Quantifying experimental edge plasma evolution via multidimensional adaptive Gaussian process regression

TL;DR

This paper introduces a multidimensional adaptive Gaussian process method for analyzing noisy, spatiotemporal edge plasma data in tokamaks, improving the quantification of dynamic plasma profiles and phenomena.

Contribution

The paper presents a novel adaptive Gaussian process framework that automatically manages noisy data and captures complex spatiotemporal plasma behaviors.

Findings

Effective handling of noisy measurements in plasma data

Enhanced quantification of edge plasma evolution

Application to Alcator C-Mod tokamak data

Abstract

The edge density and temperature of tokamak plasmas are strongly correlated with energy and particle confinement and their quantification is fundamental to understanding edge dynamics.
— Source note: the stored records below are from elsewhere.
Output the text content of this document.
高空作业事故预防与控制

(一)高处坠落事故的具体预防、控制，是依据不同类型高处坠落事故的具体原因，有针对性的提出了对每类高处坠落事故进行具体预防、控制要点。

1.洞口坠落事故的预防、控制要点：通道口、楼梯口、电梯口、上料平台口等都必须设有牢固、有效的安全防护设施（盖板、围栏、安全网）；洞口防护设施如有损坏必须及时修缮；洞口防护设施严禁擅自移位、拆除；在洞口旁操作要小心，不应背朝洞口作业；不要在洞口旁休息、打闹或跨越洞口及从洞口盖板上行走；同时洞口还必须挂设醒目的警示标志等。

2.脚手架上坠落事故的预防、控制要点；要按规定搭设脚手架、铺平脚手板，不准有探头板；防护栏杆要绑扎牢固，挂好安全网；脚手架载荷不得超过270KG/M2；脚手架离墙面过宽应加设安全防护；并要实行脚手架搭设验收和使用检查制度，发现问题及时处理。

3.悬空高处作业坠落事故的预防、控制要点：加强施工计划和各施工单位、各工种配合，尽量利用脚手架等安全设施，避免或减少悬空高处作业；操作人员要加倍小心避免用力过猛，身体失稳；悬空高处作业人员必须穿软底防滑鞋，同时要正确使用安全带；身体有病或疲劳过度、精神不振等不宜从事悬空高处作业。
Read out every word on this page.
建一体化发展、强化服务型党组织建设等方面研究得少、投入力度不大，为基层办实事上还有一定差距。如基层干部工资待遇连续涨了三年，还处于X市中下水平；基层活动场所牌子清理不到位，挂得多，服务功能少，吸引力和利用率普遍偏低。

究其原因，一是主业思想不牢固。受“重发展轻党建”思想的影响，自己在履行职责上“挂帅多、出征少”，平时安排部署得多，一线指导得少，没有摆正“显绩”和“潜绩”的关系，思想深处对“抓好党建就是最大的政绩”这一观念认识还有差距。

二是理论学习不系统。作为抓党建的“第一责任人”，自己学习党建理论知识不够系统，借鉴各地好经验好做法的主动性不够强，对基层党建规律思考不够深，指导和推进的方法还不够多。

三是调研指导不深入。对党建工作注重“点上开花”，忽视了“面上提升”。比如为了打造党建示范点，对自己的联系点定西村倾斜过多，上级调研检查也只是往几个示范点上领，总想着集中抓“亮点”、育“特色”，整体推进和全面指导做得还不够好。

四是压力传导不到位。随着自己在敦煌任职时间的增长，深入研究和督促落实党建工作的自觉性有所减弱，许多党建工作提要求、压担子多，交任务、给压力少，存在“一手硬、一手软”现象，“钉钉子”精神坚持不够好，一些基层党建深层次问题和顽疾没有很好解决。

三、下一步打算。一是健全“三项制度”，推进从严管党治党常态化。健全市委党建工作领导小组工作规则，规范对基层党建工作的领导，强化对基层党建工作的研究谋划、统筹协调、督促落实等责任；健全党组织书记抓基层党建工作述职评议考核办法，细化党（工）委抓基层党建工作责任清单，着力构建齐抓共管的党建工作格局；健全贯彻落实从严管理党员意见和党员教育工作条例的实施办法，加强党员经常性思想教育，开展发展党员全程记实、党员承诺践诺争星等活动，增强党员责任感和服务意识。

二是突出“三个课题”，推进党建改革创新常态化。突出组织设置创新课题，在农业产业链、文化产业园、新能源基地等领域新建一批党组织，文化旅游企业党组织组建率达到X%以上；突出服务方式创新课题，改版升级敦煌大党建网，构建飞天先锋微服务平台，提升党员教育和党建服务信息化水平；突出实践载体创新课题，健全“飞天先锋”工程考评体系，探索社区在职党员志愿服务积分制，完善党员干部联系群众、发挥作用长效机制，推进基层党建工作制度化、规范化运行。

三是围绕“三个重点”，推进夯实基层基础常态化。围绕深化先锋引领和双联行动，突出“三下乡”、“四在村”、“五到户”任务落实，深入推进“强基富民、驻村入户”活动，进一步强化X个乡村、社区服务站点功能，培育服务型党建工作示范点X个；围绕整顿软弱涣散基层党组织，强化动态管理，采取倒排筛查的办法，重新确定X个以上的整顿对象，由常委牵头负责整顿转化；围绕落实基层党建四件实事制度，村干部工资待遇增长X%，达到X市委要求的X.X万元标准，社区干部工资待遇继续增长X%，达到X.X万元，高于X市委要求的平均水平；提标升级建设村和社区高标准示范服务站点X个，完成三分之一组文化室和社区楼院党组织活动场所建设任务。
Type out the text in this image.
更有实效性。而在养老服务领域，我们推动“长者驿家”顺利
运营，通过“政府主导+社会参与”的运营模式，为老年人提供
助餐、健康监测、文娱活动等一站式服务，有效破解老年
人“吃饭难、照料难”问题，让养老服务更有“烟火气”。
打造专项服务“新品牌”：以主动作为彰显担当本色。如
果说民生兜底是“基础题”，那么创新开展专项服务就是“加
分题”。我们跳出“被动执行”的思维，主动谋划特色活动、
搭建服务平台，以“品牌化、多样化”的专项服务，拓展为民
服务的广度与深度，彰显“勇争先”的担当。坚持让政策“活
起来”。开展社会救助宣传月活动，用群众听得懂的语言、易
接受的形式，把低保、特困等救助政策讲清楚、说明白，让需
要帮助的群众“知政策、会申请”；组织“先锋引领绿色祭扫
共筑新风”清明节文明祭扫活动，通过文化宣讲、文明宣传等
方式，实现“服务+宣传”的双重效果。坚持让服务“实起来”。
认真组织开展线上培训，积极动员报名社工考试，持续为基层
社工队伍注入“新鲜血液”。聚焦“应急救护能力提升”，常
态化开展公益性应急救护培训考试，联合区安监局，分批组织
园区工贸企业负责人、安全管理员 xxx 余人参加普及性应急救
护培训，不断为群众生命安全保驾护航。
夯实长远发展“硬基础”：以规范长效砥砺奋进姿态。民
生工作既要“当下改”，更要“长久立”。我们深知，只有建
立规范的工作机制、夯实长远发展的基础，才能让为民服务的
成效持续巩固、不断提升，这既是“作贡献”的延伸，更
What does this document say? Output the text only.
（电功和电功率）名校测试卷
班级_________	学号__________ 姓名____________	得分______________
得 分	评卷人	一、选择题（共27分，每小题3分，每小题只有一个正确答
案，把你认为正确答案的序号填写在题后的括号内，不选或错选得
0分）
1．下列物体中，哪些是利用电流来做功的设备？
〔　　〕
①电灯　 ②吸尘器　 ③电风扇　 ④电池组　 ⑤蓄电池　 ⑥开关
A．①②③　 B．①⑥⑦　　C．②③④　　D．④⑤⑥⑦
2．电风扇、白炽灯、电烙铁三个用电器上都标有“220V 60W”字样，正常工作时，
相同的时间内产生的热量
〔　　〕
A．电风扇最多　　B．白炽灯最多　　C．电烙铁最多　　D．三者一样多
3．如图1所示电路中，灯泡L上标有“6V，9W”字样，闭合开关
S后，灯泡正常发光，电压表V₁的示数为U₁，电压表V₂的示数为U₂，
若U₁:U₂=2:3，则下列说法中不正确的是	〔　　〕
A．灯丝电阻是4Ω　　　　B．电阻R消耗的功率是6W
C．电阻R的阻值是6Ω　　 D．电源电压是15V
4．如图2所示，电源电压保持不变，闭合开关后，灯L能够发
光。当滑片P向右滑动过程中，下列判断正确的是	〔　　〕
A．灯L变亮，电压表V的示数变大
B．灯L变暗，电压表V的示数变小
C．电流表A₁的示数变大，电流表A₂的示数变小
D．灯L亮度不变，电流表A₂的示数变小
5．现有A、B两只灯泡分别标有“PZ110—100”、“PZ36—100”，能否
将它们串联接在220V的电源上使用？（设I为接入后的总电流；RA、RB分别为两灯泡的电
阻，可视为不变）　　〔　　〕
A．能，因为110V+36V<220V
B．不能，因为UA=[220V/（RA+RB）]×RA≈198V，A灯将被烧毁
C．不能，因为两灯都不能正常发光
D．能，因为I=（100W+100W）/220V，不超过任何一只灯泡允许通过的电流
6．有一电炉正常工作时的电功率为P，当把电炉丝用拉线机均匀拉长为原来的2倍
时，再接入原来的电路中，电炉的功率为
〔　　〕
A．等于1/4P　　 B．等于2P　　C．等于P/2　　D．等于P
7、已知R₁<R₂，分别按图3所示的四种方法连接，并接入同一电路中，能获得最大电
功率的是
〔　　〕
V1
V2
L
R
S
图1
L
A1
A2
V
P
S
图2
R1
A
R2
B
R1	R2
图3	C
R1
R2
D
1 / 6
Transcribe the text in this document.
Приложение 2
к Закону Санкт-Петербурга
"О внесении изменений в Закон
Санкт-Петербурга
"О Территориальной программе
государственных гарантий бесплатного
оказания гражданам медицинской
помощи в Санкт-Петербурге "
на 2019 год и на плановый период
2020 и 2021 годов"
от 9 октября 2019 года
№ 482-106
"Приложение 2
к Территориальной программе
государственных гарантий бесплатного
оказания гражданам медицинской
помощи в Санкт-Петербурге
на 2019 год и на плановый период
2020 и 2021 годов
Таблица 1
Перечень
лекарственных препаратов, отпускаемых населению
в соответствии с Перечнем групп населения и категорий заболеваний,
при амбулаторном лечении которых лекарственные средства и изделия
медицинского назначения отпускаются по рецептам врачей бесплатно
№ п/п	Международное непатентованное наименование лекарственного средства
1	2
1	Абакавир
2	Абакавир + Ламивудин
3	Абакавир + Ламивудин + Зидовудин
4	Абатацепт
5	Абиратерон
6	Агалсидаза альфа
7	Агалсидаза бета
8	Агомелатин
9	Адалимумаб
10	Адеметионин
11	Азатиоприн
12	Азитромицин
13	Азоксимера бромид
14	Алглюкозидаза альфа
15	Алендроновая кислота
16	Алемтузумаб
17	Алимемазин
These quantities exhibit behaviours ranging from sharp plasma gradients and fast transient phenomena (e.g. transitions between low and high confinement regimes) to nominal stationary phases. Analysis of experimental edge measurements therefore require robust fitting techniques to capture potentially stiff spatiotemporal evolution. Additionally, fusion plasma diagnostics inevitably involve measurement errors and data analysis requires a statistical framework to accurately quantify uncertainties. This paper outlines a generalized multidimensional adaptive Gaussian process routine capable of automatically handling noisy data and spatiotemporal correlations. We focus on the edge-pedestal region in order to underline advancements in quantifying time-dependent plasma profiles including transport barrier formation on the Alcator C-Mod tokamak.